The European Union, which already allows duty-free access for many products from the African, Caribbean and Pacific countries through the Lomé Convention, said in Geneva that it would extend the same terms to Asian LDCs in 1998. The United States drew attention to its elimination, a few months earlier, of tariffs on 1,700 products from LDCs, and also to a bill before the US Congress which would grant trade advantages to African countries undertaking approved political and economic reforms.

The US and the EU together absorb roughly half of LDC exports, according to UNCTAD statistics. But developing countries as a whole also constitute a major market, consuming one-third of LDC exports. Therefore measures to improve access announced by Egypt, Korea, Malaysia, Mauritius, Morocco, Singapore, Thailand and Turkey set significant precedents, according to Mr. Chandra Kant Patel, UNCTAD's coordinator for LDC affairs. Other major partners such as Japan, Canada and Australia reminded the meeting of their liberal terms for imports of a wide range of LDC products.

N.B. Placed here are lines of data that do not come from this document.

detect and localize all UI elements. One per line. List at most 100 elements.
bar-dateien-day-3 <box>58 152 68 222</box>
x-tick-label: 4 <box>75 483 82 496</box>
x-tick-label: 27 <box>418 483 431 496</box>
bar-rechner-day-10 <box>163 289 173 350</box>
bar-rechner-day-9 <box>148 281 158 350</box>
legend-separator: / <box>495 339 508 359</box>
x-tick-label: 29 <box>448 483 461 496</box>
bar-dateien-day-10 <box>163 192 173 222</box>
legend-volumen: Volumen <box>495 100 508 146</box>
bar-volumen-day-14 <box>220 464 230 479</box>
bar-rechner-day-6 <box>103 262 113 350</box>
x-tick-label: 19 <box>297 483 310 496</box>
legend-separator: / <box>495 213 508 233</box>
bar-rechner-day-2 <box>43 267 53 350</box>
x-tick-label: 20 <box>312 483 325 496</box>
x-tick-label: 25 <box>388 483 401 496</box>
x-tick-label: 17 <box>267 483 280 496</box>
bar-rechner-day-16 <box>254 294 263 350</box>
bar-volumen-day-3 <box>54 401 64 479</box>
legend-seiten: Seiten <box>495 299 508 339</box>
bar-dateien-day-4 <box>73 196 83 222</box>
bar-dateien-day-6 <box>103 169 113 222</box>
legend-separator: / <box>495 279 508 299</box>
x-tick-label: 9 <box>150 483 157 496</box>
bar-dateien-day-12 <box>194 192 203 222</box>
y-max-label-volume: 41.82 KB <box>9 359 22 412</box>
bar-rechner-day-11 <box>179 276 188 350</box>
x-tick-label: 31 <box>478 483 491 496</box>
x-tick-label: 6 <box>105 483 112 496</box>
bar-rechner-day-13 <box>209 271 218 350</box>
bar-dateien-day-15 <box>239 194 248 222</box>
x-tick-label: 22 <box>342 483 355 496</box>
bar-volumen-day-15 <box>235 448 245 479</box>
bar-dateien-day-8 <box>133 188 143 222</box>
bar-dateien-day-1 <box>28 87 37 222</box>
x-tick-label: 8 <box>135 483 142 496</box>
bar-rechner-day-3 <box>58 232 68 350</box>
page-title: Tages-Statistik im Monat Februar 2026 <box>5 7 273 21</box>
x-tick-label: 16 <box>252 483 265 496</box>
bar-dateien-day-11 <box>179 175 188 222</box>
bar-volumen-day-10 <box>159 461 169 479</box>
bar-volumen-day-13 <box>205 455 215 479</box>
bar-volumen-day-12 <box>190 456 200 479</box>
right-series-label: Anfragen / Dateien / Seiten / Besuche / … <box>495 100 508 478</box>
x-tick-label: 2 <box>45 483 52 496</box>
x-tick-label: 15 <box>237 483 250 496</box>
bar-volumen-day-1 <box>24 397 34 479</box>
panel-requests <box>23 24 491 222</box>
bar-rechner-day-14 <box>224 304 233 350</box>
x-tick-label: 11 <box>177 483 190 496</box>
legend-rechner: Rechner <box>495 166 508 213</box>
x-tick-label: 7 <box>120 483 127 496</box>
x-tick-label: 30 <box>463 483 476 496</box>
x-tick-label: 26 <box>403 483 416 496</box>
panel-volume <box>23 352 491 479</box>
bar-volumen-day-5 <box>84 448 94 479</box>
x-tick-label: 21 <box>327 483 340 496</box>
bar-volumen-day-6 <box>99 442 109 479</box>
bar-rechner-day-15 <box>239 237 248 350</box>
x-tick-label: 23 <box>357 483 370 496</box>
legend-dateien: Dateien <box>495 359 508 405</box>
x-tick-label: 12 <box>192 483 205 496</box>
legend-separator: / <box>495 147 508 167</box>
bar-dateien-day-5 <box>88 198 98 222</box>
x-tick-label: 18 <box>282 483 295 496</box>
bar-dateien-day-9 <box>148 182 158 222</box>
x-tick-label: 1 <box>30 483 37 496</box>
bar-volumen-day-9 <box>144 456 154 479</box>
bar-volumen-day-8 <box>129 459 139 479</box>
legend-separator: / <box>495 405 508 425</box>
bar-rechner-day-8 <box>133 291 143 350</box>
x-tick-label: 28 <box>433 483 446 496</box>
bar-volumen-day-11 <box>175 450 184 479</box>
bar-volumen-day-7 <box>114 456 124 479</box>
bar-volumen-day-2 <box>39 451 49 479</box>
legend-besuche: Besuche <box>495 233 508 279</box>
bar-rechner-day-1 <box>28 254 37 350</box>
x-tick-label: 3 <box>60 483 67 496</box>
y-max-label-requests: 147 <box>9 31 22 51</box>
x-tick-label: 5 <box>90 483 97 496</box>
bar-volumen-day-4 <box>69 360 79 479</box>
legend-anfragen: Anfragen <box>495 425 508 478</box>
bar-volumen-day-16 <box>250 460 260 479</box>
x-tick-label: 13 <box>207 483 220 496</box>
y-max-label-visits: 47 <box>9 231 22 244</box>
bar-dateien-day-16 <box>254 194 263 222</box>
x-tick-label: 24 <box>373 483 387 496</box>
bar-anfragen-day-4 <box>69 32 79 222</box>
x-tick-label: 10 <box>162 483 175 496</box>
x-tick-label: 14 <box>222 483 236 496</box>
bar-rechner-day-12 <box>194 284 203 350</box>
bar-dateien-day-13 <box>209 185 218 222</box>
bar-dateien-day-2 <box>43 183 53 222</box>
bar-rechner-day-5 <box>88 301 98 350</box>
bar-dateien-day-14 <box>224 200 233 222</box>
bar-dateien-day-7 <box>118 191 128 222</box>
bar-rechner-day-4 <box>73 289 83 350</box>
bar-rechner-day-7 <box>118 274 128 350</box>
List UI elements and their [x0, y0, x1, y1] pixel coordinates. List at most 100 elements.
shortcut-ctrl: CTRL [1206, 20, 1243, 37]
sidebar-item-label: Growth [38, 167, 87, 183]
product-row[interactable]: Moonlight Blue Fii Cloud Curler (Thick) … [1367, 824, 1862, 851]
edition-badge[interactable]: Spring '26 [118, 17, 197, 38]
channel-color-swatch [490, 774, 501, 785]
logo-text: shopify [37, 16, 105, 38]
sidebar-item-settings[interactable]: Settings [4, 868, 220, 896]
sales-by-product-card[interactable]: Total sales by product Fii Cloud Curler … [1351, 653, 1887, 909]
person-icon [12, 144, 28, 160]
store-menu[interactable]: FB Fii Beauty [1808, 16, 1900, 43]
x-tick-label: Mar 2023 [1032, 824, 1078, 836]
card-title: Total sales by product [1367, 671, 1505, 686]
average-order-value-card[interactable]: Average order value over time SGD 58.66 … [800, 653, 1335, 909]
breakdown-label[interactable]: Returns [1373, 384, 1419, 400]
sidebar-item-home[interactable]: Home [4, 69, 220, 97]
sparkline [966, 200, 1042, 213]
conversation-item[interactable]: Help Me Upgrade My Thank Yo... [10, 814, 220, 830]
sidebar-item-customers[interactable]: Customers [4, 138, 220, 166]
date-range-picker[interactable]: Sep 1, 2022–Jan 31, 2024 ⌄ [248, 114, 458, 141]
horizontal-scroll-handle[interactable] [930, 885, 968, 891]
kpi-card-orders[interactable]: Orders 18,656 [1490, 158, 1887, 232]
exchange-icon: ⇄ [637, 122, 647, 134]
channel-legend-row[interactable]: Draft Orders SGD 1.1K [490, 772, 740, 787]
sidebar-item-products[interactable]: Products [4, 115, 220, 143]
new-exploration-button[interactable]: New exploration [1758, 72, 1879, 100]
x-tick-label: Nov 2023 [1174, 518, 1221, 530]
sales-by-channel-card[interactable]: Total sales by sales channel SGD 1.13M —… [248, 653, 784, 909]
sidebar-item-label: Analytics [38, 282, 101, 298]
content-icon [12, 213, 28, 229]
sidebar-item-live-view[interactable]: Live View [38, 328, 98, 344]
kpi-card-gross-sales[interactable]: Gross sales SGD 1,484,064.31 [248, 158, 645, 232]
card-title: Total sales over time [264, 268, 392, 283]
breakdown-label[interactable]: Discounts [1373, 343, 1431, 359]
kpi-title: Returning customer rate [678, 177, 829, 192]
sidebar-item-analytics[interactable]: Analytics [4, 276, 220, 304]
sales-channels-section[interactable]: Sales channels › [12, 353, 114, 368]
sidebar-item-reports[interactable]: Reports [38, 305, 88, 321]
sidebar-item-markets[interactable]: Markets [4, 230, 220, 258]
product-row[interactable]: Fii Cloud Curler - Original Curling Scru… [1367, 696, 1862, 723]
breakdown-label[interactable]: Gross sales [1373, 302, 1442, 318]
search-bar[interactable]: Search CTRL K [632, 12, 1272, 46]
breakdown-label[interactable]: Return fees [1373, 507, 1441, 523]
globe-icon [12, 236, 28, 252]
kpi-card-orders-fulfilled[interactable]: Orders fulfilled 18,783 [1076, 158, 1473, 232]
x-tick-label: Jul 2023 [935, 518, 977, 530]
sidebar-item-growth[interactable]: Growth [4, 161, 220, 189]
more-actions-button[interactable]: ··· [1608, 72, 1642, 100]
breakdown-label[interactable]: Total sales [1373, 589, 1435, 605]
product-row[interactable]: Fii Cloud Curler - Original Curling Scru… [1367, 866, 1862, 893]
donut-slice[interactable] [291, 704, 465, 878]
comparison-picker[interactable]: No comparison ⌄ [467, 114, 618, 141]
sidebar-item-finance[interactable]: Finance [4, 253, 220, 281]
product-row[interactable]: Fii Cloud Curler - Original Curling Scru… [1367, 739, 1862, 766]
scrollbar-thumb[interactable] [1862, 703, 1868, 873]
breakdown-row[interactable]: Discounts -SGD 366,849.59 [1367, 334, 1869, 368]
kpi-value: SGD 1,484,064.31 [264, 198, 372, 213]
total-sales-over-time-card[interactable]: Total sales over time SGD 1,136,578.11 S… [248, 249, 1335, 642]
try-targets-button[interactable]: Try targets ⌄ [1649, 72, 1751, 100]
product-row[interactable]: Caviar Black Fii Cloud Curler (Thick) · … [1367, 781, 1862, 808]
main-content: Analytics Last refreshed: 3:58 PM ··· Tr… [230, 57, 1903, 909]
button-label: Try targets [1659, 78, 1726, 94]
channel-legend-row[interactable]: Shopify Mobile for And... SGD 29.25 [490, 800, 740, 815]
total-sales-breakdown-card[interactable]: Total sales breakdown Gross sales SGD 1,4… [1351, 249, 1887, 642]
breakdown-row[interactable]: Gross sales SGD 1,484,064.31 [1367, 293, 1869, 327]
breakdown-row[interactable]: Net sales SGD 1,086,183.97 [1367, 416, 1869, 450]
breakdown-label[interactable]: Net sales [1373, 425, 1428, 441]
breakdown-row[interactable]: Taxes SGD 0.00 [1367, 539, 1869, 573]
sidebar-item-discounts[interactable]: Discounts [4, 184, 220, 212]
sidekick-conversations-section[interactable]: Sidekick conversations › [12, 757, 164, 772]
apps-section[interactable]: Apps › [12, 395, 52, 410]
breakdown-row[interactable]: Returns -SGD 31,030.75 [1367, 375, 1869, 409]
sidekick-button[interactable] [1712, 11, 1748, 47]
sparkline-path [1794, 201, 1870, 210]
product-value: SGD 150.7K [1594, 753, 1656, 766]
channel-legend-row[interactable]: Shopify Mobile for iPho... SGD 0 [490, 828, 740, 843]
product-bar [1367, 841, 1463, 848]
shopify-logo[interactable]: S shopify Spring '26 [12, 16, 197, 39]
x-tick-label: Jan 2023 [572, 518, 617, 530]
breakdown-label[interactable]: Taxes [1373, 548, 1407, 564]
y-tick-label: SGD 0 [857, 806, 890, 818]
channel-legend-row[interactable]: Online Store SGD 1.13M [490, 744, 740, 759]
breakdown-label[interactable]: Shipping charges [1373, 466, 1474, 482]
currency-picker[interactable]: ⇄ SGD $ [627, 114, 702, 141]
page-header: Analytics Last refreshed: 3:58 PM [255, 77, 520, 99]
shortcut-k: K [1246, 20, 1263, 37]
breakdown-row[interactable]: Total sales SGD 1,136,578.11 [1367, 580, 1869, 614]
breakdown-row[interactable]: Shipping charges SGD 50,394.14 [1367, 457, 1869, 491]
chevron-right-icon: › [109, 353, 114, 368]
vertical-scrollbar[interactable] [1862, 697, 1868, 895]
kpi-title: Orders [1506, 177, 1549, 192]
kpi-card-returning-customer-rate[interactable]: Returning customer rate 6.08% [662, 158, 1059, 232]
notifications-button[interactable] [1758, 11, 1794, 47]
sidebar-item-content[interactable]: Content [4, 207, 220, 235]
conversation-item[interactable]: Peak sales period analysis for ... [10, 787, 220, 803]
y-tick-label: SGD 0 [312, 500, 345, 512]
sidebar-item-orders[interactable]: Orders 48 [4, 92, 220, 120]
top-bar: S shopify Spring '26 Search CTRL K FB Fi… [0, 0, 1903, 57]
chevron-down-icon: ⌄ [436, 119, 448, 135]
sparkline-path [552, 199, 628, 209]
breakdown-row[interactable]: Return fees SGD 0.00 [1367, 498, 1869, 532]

The second phase of the plan agreed to in Geneva recognizes that without strengthened productive capacity, LDCs will not be able to take full advantage of more open export markets. An "integrated framework" sets terms for cooperation on technical assistance to LDCs among six international agencies: UNCTAD and the UNCTAD-affiliated International Trade Centre, the WTO, the International Monetary Fund, the World Bank and the UN Development Programme. The aim is to develop country-level work plans to modernize trade regimes, attract foreign investment and diversify commodity production. Eventually, a broader range of agencies, including the Food and Agriculture Organization, the UN Industrial Development Organization and regional development banks, are to be involved. Hong Kong announced a $1.25 mn contribution for technical assistance through the framework.

Promises unfulfilled

The action plan for LDCs presented to the meeting by the WTO notes that there is considerable room for improvement of existing systems for preferential market access, including implementation of the Agreement on Textiles and Clothing from the Uruguay Round of trade negotiations. Textile production is a classic start-up sector for building industrial capacity, and developing countries have long complained that Uruguay Round promises of easier access to major markets for their textile products have remained unfulfilled.

Neither will the 1,700 duty-free tariff lines added to the Generalized System of Preferences of the US help stimulate LDC textile production. Mr. Richard Rosenblum, who led the US delegation in Geneva, told Africa Recovery that one-quarter of the US tariff schedule, including textiles, is generally excluded by statute from preferential elimination of tariffs. "But we can do more for Africa," he said, referring to bills before Congress that would reward reforming African economies with, among other benefits, duty-free access for a wide range of products including textiles.

Still, much of the opposition to the otherwise generally well regarded US "African Initiative" concerns free access for African textiles, say Congressional staffers interviewed for this article. When the legislation is approved -- most likely in mid-1998 -- such access may have been bargained away.

And if there is no tangible increase in market access, African leaders may become disillusioned with an initiative that is often promoted in Congress as a substitute for wasteful foreign aid and a means to leverage greater democracy in African governments.

The emphasis in the draft US legislation on limiting preferences to countries applying approved political and economic reforms is only one instance of the conditionalities attached to trade agreements which drew complaints at the Geneva meeting from Egyptian Ambassador Munir Zahran and South African Trade Minister Alec Erwin.

Mr. Ruggiero's proposal to lift all tariffs and restrictions on LDC exports, along with other unilateral concessions, will be tabled again at the May 1998 WTO ministerial meeting, says Mr. Richard Eglin, chief WTO organizer of the Geneva meeting. "The door remains open," he said, "and anyone can step through it."